Les fondations militaires actives dans l’éducation
L’éducation représente une activité majeure des fondations dirigées par les militaires pakistanais.
La Fondation Fauji constitue, par exemple, le plus important réseau d’écoles d’enseignement en anglais, après l’enseignement public, en zone rurale comme urbaine. Elle compte 101 établissements regroupant 41 000 élèves et son budget éducation s’élève à 15 millions de dollars.
En 2006, la fondation a distribué quelque 4 millions de dollars de subventions pour les élèves les plus défavorisés.
La Bahria et la Shaheen Foundation, qui dépendent respectivement de la marine et de l’armée de l’air, possèdent des universités à Islamabad. Construites sur des terrains militaires, celles-ci sont toutefois accessibles aux civils.
Les deux fondations ont aussi des écoles supérieures de management et d’informatique. Dans un pays qui consacre moins de 2 % de son budget à l’éducation, les besoins sont immenses et ce secteur est considéré comme un moyen, comme un autre, de faire des profits.
Les gardes-frontières en première ligne contre l’extrémisme islamiste
ISLAMABAD CORRESPONDANTE
A l’entrée de Peshawar se trouve un imposant fort reconstruit par l’armée britannique de l’Empire des Indes. C’est le siège des Frontier Corps, regroupant 65 000 hommes issus majoritairement des tribus et chargés de la défense des 2 560 km de frontière avec l’Afghanistan. Les gardes-frontières sont divisés en quatorze unités dans la province frontalière du Nord-Ouest, et treize dans celle du Baloutchistan. Avant l’entrée de l’armée pakistanaise dans les zones tribales frontalières de l’Afghanistan, à la suite des attentats du 11 septembre 2001 contre New York et Washington, les gardes-frontières étaient seuls à opérer dans ces régions semi-autonomes, dont la plupart d’entre eux sont originaires.
Commandés par des officiers de l’armée, les gardes-frontières sont aujourd’hui en première ligne dans la lutte contre les combattants extrémistes islamistes. Mais ils sont beaucoup moins bien équipés que l’armée, qui les regarde avec condescendance. Toutefois, les Etats-Unis ont décidé de consacrer 75 millions de dollars en 2008 pour leur entraînement et leur équipement.

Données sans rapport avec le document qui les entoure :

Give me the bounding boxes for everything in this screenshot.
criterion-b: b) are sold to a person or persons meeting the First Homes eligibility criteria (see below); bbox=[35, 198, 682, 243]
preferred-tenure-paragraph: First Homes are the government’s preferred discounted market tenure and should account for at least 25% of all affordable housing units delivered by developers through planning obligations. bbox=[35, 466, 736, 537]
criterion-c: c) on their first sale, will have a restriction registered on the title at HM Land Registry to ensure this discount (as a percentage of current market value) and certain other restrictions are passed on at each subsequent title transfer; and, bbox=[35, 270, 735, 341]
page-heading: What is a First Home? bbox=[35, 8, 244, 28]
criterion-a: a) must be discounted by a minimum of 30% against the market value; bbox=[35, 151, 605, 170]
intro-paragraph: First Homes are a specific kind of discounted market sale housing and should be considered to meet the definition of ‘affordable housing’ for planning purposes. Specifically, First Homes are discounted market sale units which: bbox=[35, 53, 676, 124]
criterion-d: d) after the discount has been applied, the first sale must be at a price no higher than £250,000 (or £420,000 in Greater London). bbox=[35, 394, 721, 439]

Car ils ont sur l’armée des avantages énormes : la pratique du pachtoune, langue parlée dans la région frontalière du Nord-Ouest, la connaissance du terrain, des chefs locaux et des liens ou inimitiés qui existent entre les tribus. Cependant, les gardes-frontières, majoritairement pachtounes, donc religieux et conservateurs, rechignent à combattre des activistes qui se luttent au nom de l’islam et qui appartiennent parfois aux mêmes tribus qu’eux.
Washington pourrait fournir des casques, des gilets pare-balles, des lunettes de vision nocturne et des moyens de transport. Avant son retrait de l’armée, le président Pervez Musharraf avait indiqué que son gouvernement donnerait pour sa part des chars et des fusils.
Déployés le long de la frontière avec l’Inde, les Rangers ont joué, ces dernières années, un rôle important de maintien de l’ordre. Ils sont notamment déployés à Karachi, et appelés en renforts en cas d’incidents, courants dans la capitale économique du Pakistan. Depuis la détérioration de la situation sécuritaire, ils sont également visibles dans les rues d’Islamabad, où ils assurent des missions de protection et de surveillance.